2. Add `pub mod <name>` to `src/analyses/mod.rs`.
3. If it powers a rule: create `src/rules/<name>.rs`, register in `all_rules()`, add default severity in `config.rs`, add to the `drft init` template.
4. Add unit tests in the analysis module, integration tests in `tests/scenarios.rs`.
5. Document in `docs/analyses/<name>.md` and update `docs/analyses/README.md`.
## Adding a new metric
Add the metric extraction to `src/metrics.rs`. The metric reads from `AnalysisResults` and returns a `Metric` with name, value, and kind. It automatically appears in metrics output.
If the metric needs a new analysis result, add the field to `AnalysisResults` in `src/metrics.rs` and update the caller to provide it.
## Design principles
- **Analyses describe shape, rules judge correctness.** An analysis says "this edge is transitively redundant." A rule says "that's a warning."
- **Three directories, three concerns.** `parsers/` extracts links, `analyses/` computes properties, `rules/` emits diagnostics. No layer reaches into another's concern.

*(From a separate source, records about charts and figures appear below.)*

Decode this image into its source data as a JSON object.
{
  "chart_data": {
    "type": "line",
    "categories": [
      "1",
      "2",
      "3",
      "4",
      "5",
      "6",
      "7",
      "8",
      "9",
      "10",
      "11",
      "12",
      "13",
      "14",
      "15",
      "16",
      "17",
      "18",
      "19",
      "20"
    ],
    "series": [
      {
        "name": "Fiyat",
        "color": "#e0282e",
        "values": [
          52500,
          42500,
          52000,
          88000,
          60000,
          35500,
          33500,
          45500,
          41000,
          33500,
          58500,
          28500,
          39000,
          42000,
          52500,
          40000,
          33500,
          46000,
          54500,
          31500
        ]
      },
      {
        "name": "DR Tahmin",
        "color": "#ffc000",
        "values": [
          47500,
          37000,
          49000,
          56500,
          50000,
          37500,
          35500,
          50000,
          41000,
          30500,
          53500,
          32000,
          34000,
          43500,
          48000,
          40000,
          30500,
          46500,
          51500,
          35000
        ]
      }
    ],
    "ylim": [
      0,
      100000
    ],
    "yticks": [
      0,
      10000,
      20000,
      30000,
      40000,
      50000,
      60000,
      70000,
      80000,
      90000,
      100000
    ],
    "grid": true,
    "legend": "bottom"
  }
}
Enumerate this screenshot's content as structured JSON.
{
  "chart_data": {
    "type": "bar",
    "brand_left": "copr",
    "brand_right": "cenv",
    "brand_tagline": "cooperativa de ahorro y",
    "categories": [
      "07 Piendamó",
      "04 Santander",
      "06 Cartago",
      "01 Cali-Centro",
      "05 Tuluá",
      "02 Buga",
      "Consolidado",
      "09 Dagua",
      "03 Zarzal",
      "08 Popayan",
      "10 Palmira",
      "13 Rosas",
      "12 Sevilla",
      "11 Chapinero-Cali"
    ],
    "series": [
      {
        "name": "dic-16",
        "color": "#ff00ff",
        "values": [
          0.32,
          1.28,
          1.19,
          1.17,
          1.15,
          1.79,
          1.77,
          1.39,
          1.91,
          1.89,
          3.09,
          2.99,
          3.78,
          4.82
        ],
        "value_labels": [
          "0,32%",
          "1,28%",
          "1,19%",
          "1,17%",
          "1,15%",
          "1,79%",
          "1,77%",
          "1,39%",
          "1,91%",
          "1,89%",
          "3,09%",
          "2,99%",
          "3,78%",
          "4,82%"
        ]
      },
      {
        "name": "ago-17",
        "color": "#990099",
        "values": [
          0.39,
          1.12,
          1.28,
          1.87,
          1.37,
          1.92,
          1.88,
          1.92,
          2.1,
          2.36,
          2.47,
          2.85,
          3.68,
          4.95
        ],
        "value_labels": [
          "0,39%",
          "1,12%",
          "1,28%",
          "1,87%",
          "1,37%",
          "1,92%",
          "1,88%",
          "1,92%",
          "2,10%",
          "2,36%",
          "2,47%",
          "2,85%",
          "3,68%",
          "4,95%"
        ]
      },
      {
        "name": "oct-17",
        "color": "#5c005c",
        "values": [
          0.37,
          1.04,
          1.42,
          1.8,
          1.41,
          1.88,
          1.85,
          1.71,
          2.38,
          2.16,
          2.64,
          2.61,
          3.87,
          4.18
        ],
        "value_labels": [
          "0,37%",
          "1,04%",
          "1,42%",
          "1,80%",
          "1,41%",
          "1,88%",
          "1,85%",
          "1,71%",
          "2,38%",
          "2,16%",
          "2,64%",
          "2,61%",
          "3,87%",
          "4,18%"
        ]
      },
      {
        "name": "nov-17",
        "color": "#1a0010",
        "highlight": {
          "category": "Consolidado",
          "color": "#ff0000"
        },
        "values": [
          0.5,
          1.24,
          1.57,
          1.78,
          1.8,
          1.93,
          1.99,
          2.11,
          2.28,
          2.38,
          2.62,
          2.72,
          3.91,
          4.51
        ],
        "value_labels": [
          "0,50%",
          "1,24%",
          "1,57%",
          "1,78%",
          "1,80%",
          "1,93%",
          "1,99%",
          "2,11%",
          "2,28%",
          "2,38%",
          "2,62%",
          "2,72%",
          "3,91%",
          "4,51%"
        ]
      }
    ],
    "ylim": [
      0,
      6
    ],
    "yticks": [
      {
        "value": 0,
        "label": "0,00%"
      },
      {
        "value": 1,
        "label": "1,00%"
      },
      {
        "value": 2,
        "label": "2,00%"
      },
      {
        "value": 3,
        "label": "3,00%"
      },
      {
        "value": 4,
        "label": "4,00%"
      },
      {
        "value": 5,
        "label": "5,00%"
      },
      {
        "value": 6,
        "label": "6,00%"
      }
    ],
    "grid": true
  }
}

- **No new dependencies for algorithms.** All graph algorithms (Tarjan's SCC, Brandes' betweenness, PageRank, BFS) are implemented in `std` only. File graphs are small enough that O(V*E) is fine.
- **Deterministic output.** All results are sorted. No timestamps in lockfiles. Same input always produces same output.
- **Explicit node filtering.** Each analysis declares which node types it operates on. No shared default, no hidden filter. Source and Resource for most structural analyses; Graph nodes added for boundary analyses.